Wednesday, March 6, 2013

Grossness, mental and physical

     Well the rain from yesterday turned into snow last night, 2 more inches of snow . . . UHG.  I want it to get nice outside, I want to work with Heidi. 
     I've started to make a mental list of everything I want to do and a few things that have been tossed up in my mind.  I hit a road block with the rabbits and then when I came to the horses.  What do I want to do?  Where do I see myself in a few years?  I really don't know!  That's what I am going to ponder these next few days.  Am I going to continue with the rabbits?  Am I going to cut them back?  If I cut them back, who makes the cut and who doesn't?  Do I really want to continue to break Heidi out?  Do I want to send her to someone?  If I move her to boarding what do I do about Pheonix?  Can I afford to board two?  Will he make the trip and the readjustment again?  He's so buddy-buddy with Heidi I have a hard time taking her out of the feild without him.  Do I have the strength to do what's right for him if I do decide. 
     Another thing I want to do at some point this spring is pick up a handgun- even if I only target shoot with it.  I really enjoyed the target shooting that I did the other night at Ladies Night(see my main blog).  Do I really want to pick up another hobby.  I want to get back to some of my older hobbies but alas, I don't see the timing to do it.  My long weekends off, I'm usually too tired to do anything artsy and I miss it, the short couple days off I don't have the time.  I need to find another job that pays just as well as this one but has better hours.  I fear I won't find that.  I know it might mean moving- if I have to move, will I have the room to bring the bunnies?  Be able to afford to have Heidi boarded?  Nothing right now makes sense to me so I'm in a mental funk and I'll have to keep digging to get out of it.

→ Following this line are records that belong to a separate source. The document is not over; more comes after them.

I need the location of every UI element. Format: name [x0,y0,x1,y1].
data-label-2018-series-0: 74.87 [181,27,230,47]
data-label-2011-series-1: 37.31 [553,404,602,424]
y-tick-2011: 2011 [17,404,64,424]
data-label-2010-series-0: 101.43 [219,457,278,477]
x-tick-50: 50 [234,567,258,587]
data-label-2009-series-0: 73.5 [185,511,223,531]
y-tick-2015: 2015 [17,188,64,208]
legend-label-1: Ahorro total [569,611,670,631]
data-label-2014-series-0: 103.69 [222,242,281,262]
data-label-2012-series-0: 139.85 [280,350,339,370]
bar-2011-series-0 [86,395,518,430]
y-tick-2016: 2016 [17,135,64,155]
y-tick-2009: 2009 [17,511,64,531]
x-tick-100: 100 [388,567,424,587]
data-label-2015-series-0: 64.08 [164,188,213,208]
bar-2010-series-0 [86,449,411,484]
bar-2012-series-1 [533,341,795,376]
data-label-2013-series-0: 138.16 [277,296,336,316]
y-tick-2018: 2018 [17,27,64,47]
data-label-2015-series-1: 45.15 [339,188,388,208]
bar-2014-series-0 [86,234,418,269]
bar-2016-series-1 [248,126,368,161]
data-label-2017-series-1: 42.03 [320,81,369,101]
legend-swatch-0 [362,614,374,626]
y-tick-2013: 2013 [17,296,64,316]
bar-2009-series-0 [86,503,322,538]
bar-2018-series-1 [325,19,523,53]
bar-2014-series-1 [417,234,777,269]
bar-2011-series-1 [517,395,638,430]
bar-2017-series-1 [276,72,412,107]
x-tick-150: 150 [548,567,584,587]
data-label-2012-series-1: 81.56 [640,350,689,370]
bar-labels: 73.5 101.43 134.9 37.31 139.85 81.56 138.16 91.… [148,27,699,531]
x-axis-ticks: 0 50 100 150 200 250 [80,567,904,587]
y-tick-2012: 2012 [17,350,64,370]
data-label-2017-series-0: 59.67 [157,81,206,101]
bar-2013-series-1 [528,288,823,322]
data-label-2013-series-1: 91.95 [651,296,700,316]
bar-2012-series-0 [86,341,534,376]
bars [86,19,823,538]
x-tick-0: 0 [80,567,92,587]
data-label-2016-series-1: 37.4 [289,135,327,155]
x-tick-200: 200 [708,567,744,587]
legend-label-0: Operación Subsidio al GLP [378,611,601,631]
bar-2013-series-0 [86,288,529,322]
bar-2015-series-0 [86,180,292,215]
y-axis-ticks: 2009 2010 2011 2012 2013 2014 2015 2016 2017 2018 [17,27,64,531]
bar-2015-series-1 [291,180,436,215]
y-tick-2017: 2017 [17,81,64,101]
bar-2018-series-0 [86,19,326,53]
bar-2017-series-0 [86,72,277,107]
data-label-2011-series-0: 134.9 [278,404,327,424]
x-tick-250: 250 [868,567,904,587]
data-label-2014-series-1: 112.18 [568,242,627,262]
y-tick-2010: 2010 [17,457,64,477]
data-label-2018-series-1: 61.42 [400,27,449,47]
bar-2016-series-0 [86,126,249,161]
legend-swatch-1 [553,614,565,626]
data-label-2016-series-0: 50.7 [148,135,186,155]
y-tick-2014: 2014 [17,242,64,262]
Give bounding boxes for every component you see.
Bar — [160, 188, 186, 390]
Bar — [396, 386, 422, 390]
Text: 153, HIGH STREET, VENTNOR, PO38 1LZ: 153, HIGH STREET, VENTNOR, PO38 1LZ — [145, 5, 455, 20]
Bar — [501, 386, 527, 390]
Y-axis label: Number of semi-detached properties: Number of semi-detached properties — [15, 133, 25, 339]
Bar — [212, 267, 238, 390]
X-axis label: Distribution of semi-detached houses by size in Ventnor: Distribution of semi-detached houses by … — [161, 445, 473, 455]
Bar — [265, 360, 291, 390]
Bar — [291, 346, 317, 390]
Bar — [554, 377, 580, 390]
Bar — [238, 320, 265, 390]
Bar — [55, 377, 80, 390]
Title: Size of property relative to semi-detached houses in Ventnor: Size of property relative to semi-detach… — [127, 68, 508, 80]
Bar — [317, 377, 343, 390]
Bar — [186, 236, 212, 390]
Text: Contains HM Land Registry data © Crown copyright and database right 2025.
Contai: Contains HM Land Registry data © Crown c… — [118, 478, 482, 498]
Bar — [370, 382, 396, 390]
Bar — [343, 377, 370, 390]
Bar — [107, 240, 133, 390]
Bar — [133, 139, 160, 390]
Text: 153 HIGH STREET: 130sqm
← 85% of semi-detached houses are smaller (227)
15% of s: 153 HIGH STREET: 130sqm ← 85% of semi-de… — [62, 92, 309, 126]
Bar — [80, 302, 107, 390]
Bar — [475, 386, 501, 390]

A baisc sort and compile, sort and compile.  With any luck I'll be in a corner doing something all by myself tonight so I don't have to really pay attention as much and can think about things.   I know I have to at least last through April at Nestle so I can get their contributions to my 401K but that's all about now.   I will attempt to get some pictures in the snow today but no garuntees with the camera-that or take the big camera out with me!  Pictures will be in tomorrow's update.  Though I have come to a little bit of a conclusion, I'm not letting my dutch expand much beyond the few torts I have coming in.  I do know Jeanie will be bred to Dalton and then Dalton will move on and I'll keep a son of his in his place and still be able to keep Jeanie because of Colby.  So by fall I should have a solid working line there and then hold it steady there, of coarse this is all speculation because you never know what the future holds!!